Diarios de dos Motociclistas (deel 2)

Share

Tekst & beelden: Kris van der Stockt
Voor het kerkje van Baños de Cerrato, iets ten zuiden van Palencia, namen we ruimschoots de tijd. Dit religieuze kleinood uit de 7e eeuw is dan ook één van de zeldzame getuigenissen uit de korte periode dat Spanje door de Visigoten werd bestuurd. Het kerkje werd in 661 gebouwd onder koning Recceswinth en is perfect bewaard gebleven.

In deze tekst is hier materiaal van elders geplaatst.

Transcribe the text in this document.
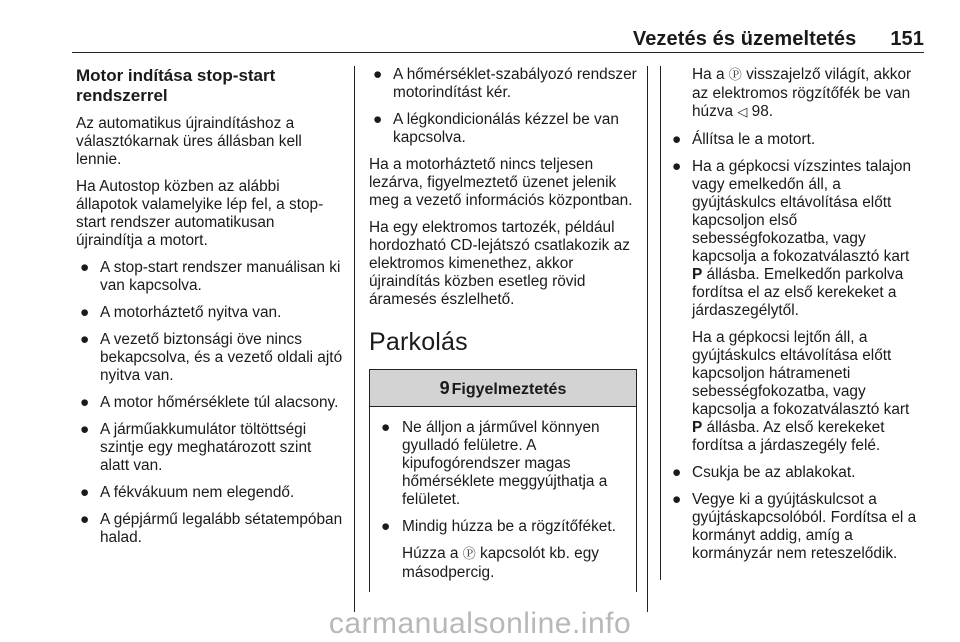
Vezetés és üzemeltetés 151
Motor indítása stop-start rendszerrel

Az automatikus újraindításhoz a választókarnak üres állásban kell lennie.

Ha Autostop közben az alábbi állapotok valamelyike lép fel, a stop-start rendszer automatikusan újraindítja a motort.

● A stop-start rendszer manuálisan ki van kapcsolva.
● A motorháztető nyitva van.
● A vezető biztonsági öve nincs bekapcsolva, és a vezető oldali ajtó nyitva van.
● A motor hőmérséklete túl alacsony.
● A járműakkumulátor töltöttségi szintje egy meghatározott szint alatt van.
● A fékvákuum nem elegendő.
● A gépjármű legalább sétatempóban halad.
● A hőmérséklet-szabályozó rendszer motorindítást kér.
● A légkondicionálás kézzel be van kapcsolva.

Ha a motorháztető nincs teljesen lezárva, figyelmeztető üzenet jelenik meg a vezető információs központban.

Ha egy elektromos tartozék, például hordozható CD-lejátszó csatlakozik az elektromos kimenethez, akkor újraindítás közben esetleg rövid áramesés észlelhető.

Parkolás
9 Figyelmeztetés
● Ne álljon a járművel könnyen gyulladó felületre. A kipufogórendszer magas hőmérséklete meggyújthatja a felületet.
● Mindig húzza be a rögzítőféket.

Húzza a Ⓟ kapcsolót kb. egy másodpercig.

Ha a Ⓟ visszajelző világít, akkor az elektromos rögzítőfék be van húzva ◁ 98.

● Állítsa le a motort.
● Ha a gépkocsi vízszintes talajon vagy emelkedőn áll, a gyújtáskulcs eltávolítása előtt kapcsoljon első sebességfokozatba, vagy kapcsolja a fokozatválasztó kart P állásba. Emelkedőn parkolva fordítsa el az első kerekeket a járdaszegélytől.
Ha a gépkocsi lejtőn áll, a gyújtáskulcs eltávolítása előtt kapcsoljon hátrameneti sebességfokozatba, vagy kapcsolja a fokozatválasztó kart P állásba. Az első kerekeket fordítsa a járdaszegély felé.
● Csukja be az ablakokat.
● Vegye ki a gyújtáskulcsot a gyújtáskapcsolóból. Fordítsa el a kormányt addig, amíg a kormányzár nem reteszelődik.
carmanualsonline.info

Ook al was de deur gesloten, de rust van dit sobere maar ingetogen bouwwerk, ietwat verloren in het landschap, sorteerde een heilzaam effect op de verstoorde fysiek van haar twee bezoekers. Een intens moment dat we deelden met een autochtone puber op bromfiets die allicht zijn ontspoorde hormonen eens op een rijtje kwam zetten. In het dorp zelf duurde het even vooraleer we in de goede richting zaten. De weg van Dueñas naar Ampudia kronkelde zich omhoog en bracht wat afwisseling in het landschap. Honderden klaprozen in de berm regen zich aaneen tot een kleurrijk lint, dat prompt werd afgeknipt op de Castiliaanse hoogvlakte.
Hier brachten we een kort bezoek aan Ampudia, een plaatsje dat gedomineerd wordt door een grote kerk en een nog imposanter kasteel. In de schaduw van eeuwenoude kasteelmuren zochten we, net als twee keuvelende chicas van het dorp zelf, beschutting voor de brandende zon. Enkele foto's, een sanitaire plas, en we lieten het dorp rustig verder insluimeren onder de beschermende nevel van lang vervlogen tijden.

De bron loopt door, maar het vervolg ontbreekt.